Organizational costs: old vs. new

Corporate organizations that predate the Internet were built based upon a military or “span of control” model. While it evolved over thousands of years from Roman times, there have been limited changes, even with the introduction of telecommunications and computers. The foundation was that a manager/leader could directly manage a specific number of direct reports. This was due to the need to gather information, understand the bigger picture, and provide leadership to the team. From the Army website, here is the traditional Army organization.


The classic corporate organization has a manager handling between 5 and 10 direct reports. If it was less than 5, then there was too much redundancy between what the boss and the underling were doing. If there were more than 10, the supervisor could not spend enough time with each employee leading them and providing the personal guidance and coaching.

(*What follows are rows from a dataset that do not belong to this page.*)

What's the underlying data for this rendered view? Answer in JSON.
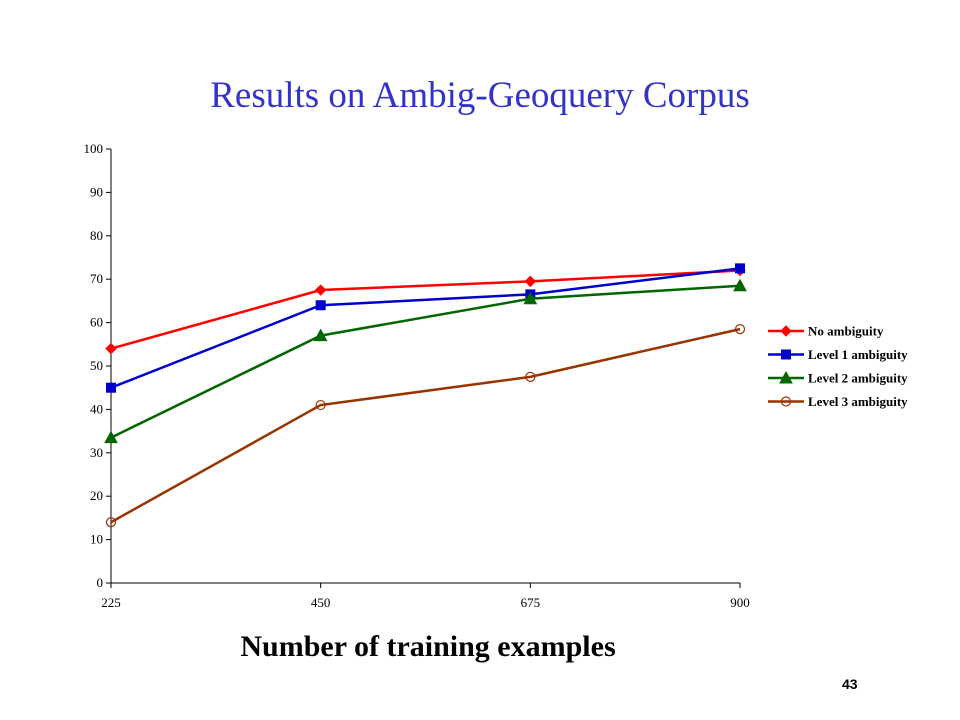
{
  "slide": {
    "title": "Results on Ambig-Geoquery Corpus",
    "page_number": "43"
  },
  "chart_data": {
    "type": "line",
    "title": "Results on Ambig-Geoquery Corpus",
    "xlabel": "Number of training examples",
    "ylabel": "",
    "x": [
      225,
      450,
      675,
      900
    ],
    "x_tick_labels": [
      "225",
      "450",
      "675",
      "900"
    ],
    "ylim": [
      0,
      100
    ],
    "y_ticks": [
      0,
      10,
      20,
      30,
      40,
      50,
      60,
      70,
      80,
      90,
      100
    ],
    "grid": false,
    "legend_position": "right",
    "series": [
      {
        "name": "No ambiguity",
        "values": [
          54,
          67.5,
          69.5,
          72
        ],
        "color": "#ff0000",
        "marker": "diamond"
      },
      {
        "name": "Level 1 ambiguity",
        "values": [
          45,
          64,
          66.5,
          72.5
        ],
        "color": "#0000cc",
        "marker": "square"
      },
      {
        "name": "Level 2 ambiguity",
        "values": [
          33.5,
          57,
          65.5,
          68.5
        ],
        "color": "#006600",
        "marker": "triangle"
      },
      {
        "name": "Level 3 ambiguity",
        "values": [
          14,
          41,
          47.5,
          58.5
        ],
        "color": "#993300",
        "marker": "circle"
      }
    ]
  }
}
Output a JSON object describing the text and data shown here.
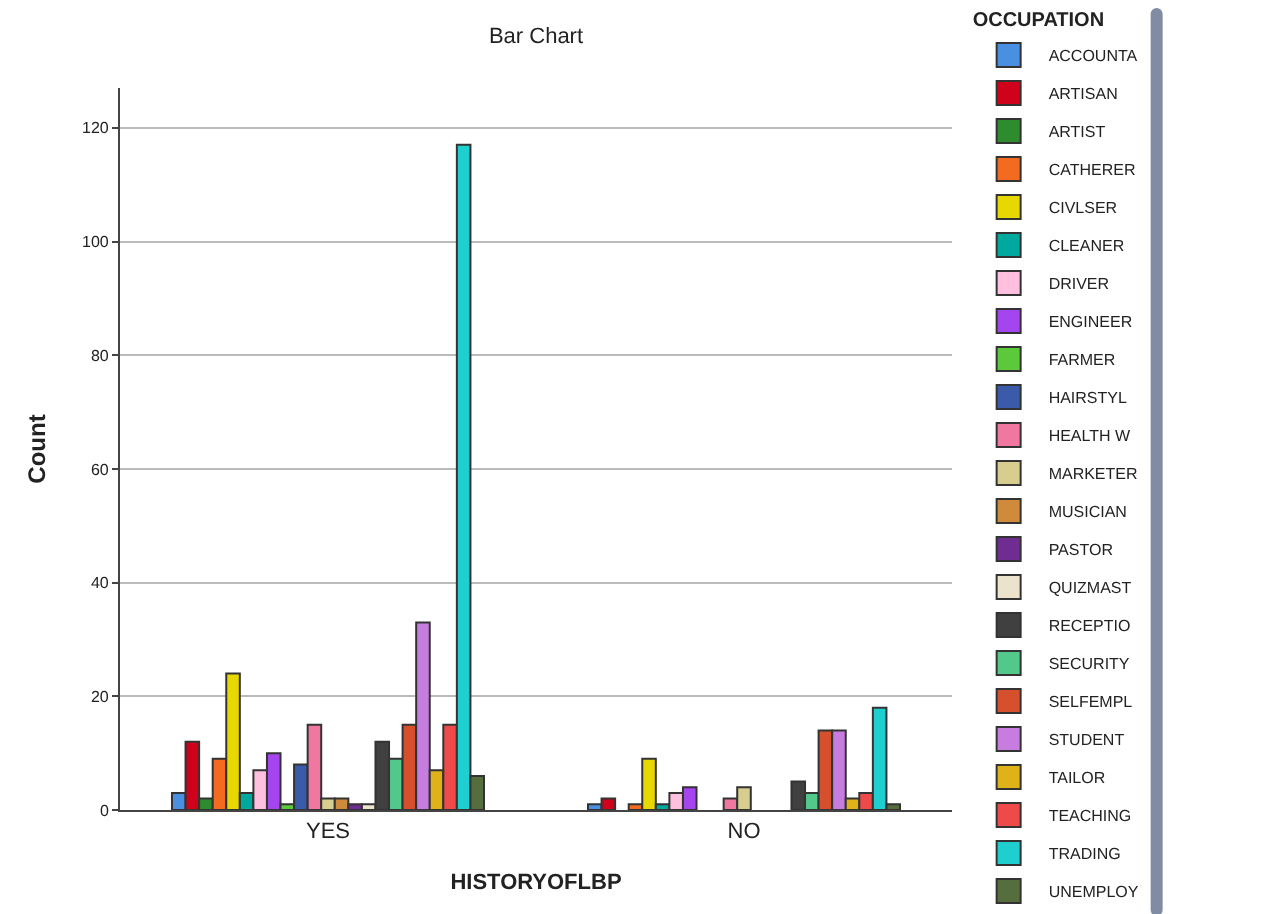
{
  "chart_data": {
    "type": "bar",
    "title": "Bar Chart",
    "xlabel": "HISTORYOFLBP",
    "ylabel": "Count",
    "legend_title": "OCCUPATION",
    "categories": [
      "YES",
      "NO"
    ],
    "ylim": [
      0,
      127
    ],
    "yticks": [
      0,
      20,
      40,
      60,
      80,
      100,
      120
    ],
    "grid": "y",
    "legend": "right",
    "series": [
      {
        "name": "ACCOUNTA",
        "color": "#4a90e2",
        "values": [
          3,
          1
        ]
      },
      {
        "name": "ARTISAN",
        "color": "#d0021b",
        "values": [
          12,
          2
        ]
      },
      {
        "name": "ARTIST",
        "color": "#2e8b2e",
        "values": [
          2,
          null
        ]
      },
      {
        "name": "CATHERER",
        "color": "#f26b21",
        "values": [
          9,
          1
        ]
      },
      {
        "name": "CIVLSER",
        "color": "#e6d800",
        "values": [
          24,
          9
        ]
      },
      {
        "name": "CLEANER",
        "color": "#00a99d",
        "values": [
          3,
          1
        ]
      },
      {
        "name": "DRIVER",
        "color": "#ffc0e0",
        "values": [
          7,
          3
        ]
      },
      {
        "name": "ENGINEER",
        "color": "#a545f0",
        "values": [
          10,
          4
        ]
      },
      {
        "name": "FARMER",
        "color": "#5cc93a",
        "values": [
          1,
          null
        ]
      },
      {
        "name": "HAIRSTYL",
        "color": "#3a5ba9",
        "values": [
          8,
          null
        ]
      },
      {
        "name": "HEALTH W",
        "color": "#f078a0",
        "values": [
          15,
          2
        ]
      },
      {
        "name": "MARKETER",
        "color": "#d6cd8e",
        "values": [
          2,
          4
        ]
      },
      {
        "name": "MUSICIAN",
        "color": "#d08a3c",
        "values": [
          2,
          null
        ]
      },
      {
        "name": "PASTOR",
        "color": "#6f2c91",
        "values": [
          1,
          null
        ]
      },
      {
        "name": "QUIZMAST",
        "color": "#ece3cc",
        "values": [
          1,
          null
        ]
      },
      {
        "name": "RECEPTIO",
        "color": "#404040",
        "values": [
          12,
          5
        ]
      },
      {
        "name": "SECURITY",
        "color": "#52c98a",
        "values": [
          9,
          3
        ]
      },
      {
        "name": "SELFEMPL",
        "color": "#d6502e",
        "values": [
          15,
          14
        ]
      },
      {
        "name": "STUDENT",
        "color": "#c77de0",
        "values": [
          33,
          14
        ]
      },
      {
        "name": "TAILOR",
        "color": "#e0b21a",
        "values": [
          7,
          2
        ]
      },
      {
        "name": "TEACHING",
        "color": "#ef4a4a",
        "values": [
          15,
          3
        ]
      },
      {
        "name": "TRADING",
        "color": "#1fcfcf",
        "values": [
          117,
          18
        ]
      },
      {
        "name": "UNEMPLOY",
        "color": "#566e3d",
        "values": [
          6,
          1
        ]
      }
    ]
  }
}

This hierarchical organization for corporations is alive and well today. Entrenched management levels handling the processes of budgeting, management reviews, etc. are very difficult to change even if the tools are available with the Internet. Management consultants have made reducing management levels to eliminate costs one of the main topics over recent decades. There have been heroic attempts. In 2003, ATT CEO David Dorman took steps to reduce ATT’s corporate layers by almost half, saying the change “helps us get even closer to our customers.”

However, it is extremely difficult to significantly revamp the traditional corporate organization. For most managers, it is a nightmare to think that a subordinate were to resign and they were not able to replace them. This would mean they had to do both their job and the job of the subordinate. They are right to be concerned.

The historical business models are not the same as the business models emerging built on the Internet. Let’s just briefly compare Holiday Inn Express to AirBnB, and consider management time required for each accommodation business model.

For quality control:

· Holiday Inn Express requires defined standards, routines, and monitoring. This needs management to oversee field inspectors, review reports, initiate remedial action where required, etc.

· AirBnB gathers customer feedback and posts it so substandard quality accommodations are exposed and either improve or lose bookings.

For branding:

· Holiday Inn Express must manage individual facilities that are branded in order to maintain the standard. This requires management attention.

· AirBnB does not brand their accommodation providers and has the flexibility to drop and add providers based upon customer feedback rather than expensive in-person inspections.

Of course Holiday Inn Express and AirBnB are offering “different” accommodation services, but the market speaks. Intercontinental Hotels Group, the parent of Holiday Inn Express is valued at $9 billion while AirBnb is valued at $25 billion. Oh, and AirBnB was started in 2008 and doesn’t own any of its accommodations.

This may, as Alan Greenspan once remarked, be “excessive exhuberance”, but then again, it may not. Time will tell which business model has the most competitive structure and can expand profitably.